Home / News / Komunitas Ojol Tolak Pemotongan Komisi 10%: Khawatir Penghasilan Turun Drastis

Komunitas Ojol Tolak Pemotongan Komisi 10%: Khawatir Penghasilan Turun Drastis

Sebuah kejutan muncul di tengah wacana penyesuaian tarif ojek online (ojol). Komunitas pengemudi ojol di wilayah Jabodetabek secara vokal menolak skema pemotongan komisi yang diusulkan untuk diturunkan dari 20 persen menjadi 10 persen. Penolakan ini kontradiktif dengan anggapan umum bahwa pemotongan komisi yang lebih rendah akan menguntungkan mitra pengemudi, namun para driver memiliki alasan kuat di balik sikap mereka.

Analisis Penolakan: Mengapa Lebih Rendah Justru Ditolak?

Alih-alih menyambut baik, para pengemudi justru menyuarakan kekhawatiran mendalam. Sejumlah perwakilan komunitas mengungkapkan bahwa penurunan persentase komisi menjadi 10 persen berpotensi diiringi dengan penyesuaian tarif dasar per kilometer oleh aplikator. Kondisi ini dikhawatirkan akan menyebabkan penurunan signifikan pada pendapatan bersih harian mereka, bahkan mungkin lebih buruk dibandingkan skema 20 persen yang berlaku saat ini.

“Kami tidak ingin sekadar persentase komisi yang turun, tapi malah dipangkas di tarif dasar. Kalau komisi 10 persen tapi ongkos per kilometernya dipangkas, ujung-ujungnya penghasilan kami bisa lebih kecil dari sekarang. Beban operasional seperti bensin dan perawatan motor tetap tinggi, tidak sebanding dengan penurunan komisi yang semu,” ujar salah satu perwakilan komunitas ojol Jabodetabek, yang enggan disebutkan namanya, kepada media pada 20 July 2025.

Para pengemudi menjelaskan bahwa komisi 20 persen, meskipun dirasa cukup besar, telah menjadi bagian dari perhitungan pendapatan harian mereka selama ini. Mereka menganggap bahwa struktur ini, meskipun tidak ideal, lebih stabil dan prediktif dibandingkan potensi ketidakpastian yang mungkin muncul dari perubahan tarif dasar yang menyertai skema 10 persen. Para pengemudi menyoroti bahwa setiap perubahan harus mempertimbangkan kesejahteraan total mereka, bukan hanya sekadar angka di atas kertas.

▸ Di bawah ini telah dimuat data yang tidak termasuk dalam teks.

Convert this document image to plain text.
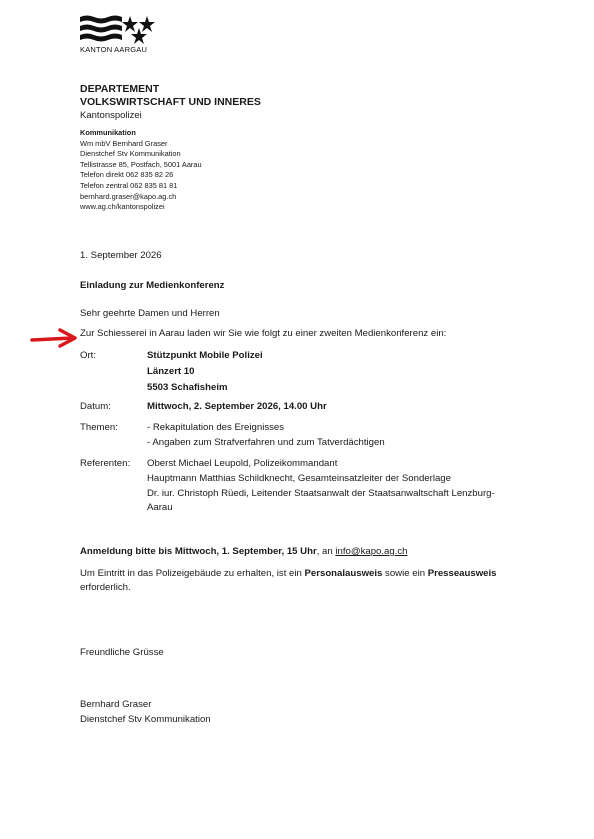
KANTON AARGAU
DEPARTEMENT
VOLKSWIRTSCHAFT UND INNERES
Kantonspolizei
Kommunikation
Wm mbV Bernhard Graser
Dienstchef Stv Kommunikation
Tellistrasse 85, Postfach, 5001 Aarau
Telefon direkt 062 835 82 26
Telefon zentral 062 835 81 81
bernhard.graser@kapo.ag.ch
www.ag.ch/kantonspolizei
1. September 2026
Einladung zur Medienkonferenz
Sehr geehrte Damen und Herren
Zur Schiesserei in Aarau laden wir Sie wie folgt zu einer zweiten Medienkonferenz ein:
Ort:	Stützpunkt Mobile Polizei
Länzert 10
5503 Schafisheim
Datum:	Mittwoch, 2. September 2026, 14.00 Uhr
Themen:	- Rekapitulation des Ereignisses
- Angaben zum Strafverfahren und zum Tatverdächtigen
Referenten: Oberst Michael Leupold, Polizeikommandant
Hauptmann Matthias Schildknecht, Gesamteinsatzleiter der Sonderlage
Dr. iur. Christoph Rüedi, Leitender Staatsanwalt der Staatsanwaltschaft Lenzburg-
Aarau
Anmeldung bitte bis Mittwoch, 1. September, 15 Uhr, an info@kapo.ag.ch
Um Eintritt in das Polizeigebäude zu erhalten, ist ein Personalausweis sowie ein Presseausweis
erforderlich.
Freundliche Grüsse
Bernhard Graser
Dienstchef Stv Kommunikation
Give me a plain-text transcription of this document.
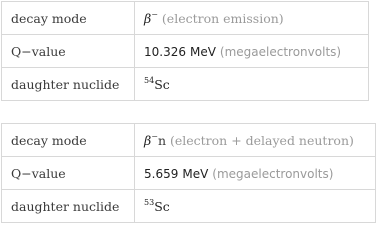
decay mode	β− (electron emission)
Q−value	10.326 MeV (megaelectronvolts)
daughter nuclide	$^{54}$Sc
decay mode	β−n (electron + delayed neutron)
Q−value	5.659 MeV (megaelectronvolts)
daughter nuclide	$^{53}$Sc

Kekhawatiran ini mencerminkan trauma masa lalu di mana perubahan kebijakan aplikator kerap kali berakhir dengan penurunan pendapatan bersih pengemudi. Kondisi ekonomi yang menantang, dengan kenaikan harga bahan bakar dan biaya hidup, membuat setiap potensi penurunan pendapatan menjadi ancaman serius bagi kelangsungan hidup mereka dan keluarga.

Tuntutan Komunitas dan Peran Regulator

Selain menolak penurunan komisi ke 10 persen dengan syarat, komunitas ojol juga mendesak pemerintah dan aplikator untuk duduk bersama merumuskan formula tarif yang lebih adil dan berkelanjutan. Mereka menginginkan adanya transparansi penuh dalam penentuan tarif dasar, perhitungan komisi, serta skema insentif yang dapat meningkatkan daya beli para pengemudi di tengah inflasi dan kenaikan biaya hidup.

Kementerian Perhubungan (Kemenhub) sebagai regulator memiliki peran krusial dalam menengahi persoalan ini. Selama ini, Kemenhub telah mengeluarkan sejumlah regulasi terkait tarif batas atas dan batas bawah ojol untuk menjaga keseimbangan antara kepentingan pengemudi, aplikator, dan pengguna. Namun, isu komisi dan skema pendapatan bersih pengemudi masih menjadi area yang seringkali menimbulkan gesekan dan membutuhkan regulasi yang lebih spesifik serta mengikat.

Wacana perubahan komisi ini menambah daftar panjang tantangan yang dihadapi industri transportasi daring. Dialog intensif antara perwakilan pengemudi, pihak aplikator, dan pemerintah diharapkan dapat menghasilkan solusi komprehensif yang tidak hanya mempertimbangkan profitabilitas perusahaan, tetapi juga keberlangsungan pendapatan dan kesejahteraan ribuan mitra pengemudi yang menjadi tulang punggung mobilitas perkotaan dan motor penggerak ekonomi digital.